I have a problem. I have a nested JSON
file:
json_data = '''
{
"appVersion": "",
"device": {
"model": ""
},
"bef": {
"catalog": ""
},
"data": [
{
"timestamp": "",
"label": "",
"category": ""
}
]
}
I would like to extract all data and if it is nested I would like it to be separated with a _
.
I have tried to normalise the nested JSON file. I use json_normalise
for this.
Unfortunately, the desired output is not what I want and need.
Furthermore, I want that there can be any possible number of nested values, so I tried to solve it with a loop.
How can I produce the desired output?
import pandas as pd
import json
json_data = '''
{
"appVersion": "0.0.3",
"device": {
"model": "Lenovo"
},
"bef": {
"catalog": "Manual"
},
"data": [
{
"timestamp": "2024-04-24 12:08:02.415077",
"label": "zuf",
"category": "50"
}
]
}
'''
parsed_json = json.loads(json_data)
def extract_metadata(json_data):
metadata = {}
for key, value in json_data.items():
if isinstance(value, dict):
for k, v in value.items():
metadata[f'{key}_{k}'] = v
else:
metadata[key] = value
return metadata
meta_data = extract_metadata(parsed_json)
df_main = pd.json_normalize(parsed_json['data'], sep='_')

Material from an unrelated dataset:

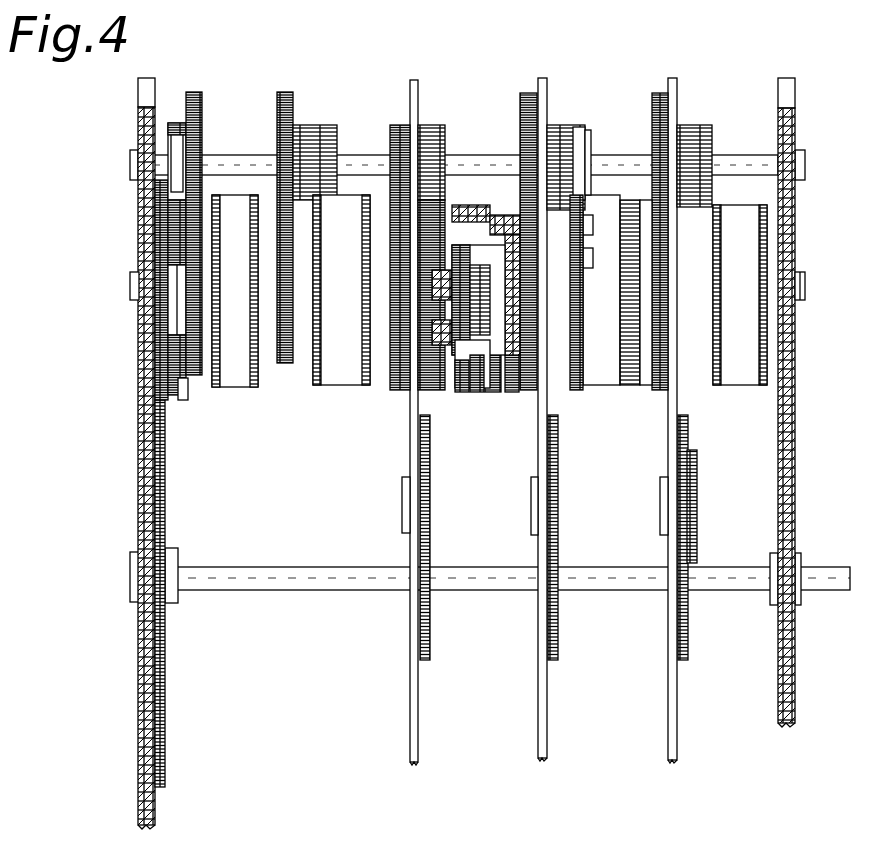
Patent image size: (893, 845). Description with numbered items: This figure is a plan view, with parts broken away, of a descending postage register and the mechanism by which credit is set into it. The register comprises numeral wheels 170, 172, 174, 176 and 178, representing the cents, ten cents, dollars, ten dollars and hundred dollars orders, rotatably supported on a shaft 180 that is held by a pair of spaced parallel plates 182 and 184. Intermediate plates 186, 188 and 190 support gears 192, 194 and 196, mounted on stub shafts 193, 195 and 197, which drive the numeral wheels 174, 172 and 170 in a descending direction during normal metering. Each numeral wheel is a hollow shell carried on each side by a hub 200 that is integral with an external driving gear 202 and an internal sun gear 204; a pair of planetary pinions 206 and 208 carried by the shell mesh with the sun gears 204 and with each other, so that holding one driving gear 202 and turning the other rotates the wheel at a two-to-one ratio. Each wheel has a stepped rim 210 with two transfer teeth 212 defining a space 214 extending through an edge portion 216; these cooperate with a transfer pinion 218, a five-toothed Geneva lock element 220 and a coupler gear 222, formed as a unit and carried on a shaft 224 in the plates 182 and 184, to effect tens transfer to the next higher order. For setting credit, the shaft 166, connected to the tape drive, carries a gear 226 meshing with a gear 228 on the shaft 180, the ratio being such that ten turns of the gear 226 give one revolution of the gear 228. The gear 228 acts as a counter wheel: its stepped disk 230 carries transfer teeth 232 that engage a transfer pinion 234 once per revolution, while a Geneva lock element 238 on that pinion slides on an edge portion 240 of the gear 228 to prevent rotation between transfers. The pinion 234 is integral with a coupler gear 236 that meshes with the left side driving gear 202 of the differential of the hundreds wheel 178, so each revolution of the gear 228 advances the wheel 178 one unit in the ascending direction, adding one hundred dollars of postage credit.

df_meta = pd.DataFrame([meta_data])
df = pd.concat([df_main, df_meta], axis=1)
print(df)
What I got
timestamp label category appVersion device_model
0 2024-04-24 12:08:02.415077 zuf 50 0.0.3 Lenovo
bef_catalog data
0 Manual [{'timestamp': '2024-04-24 12:08:02.415077', '...
What I want
appVersion device_model bef_catalog data_timestamp data_label data_category
0.0.3 Lenovo Manual 2024-04-24 12:08:02.415 zuf 50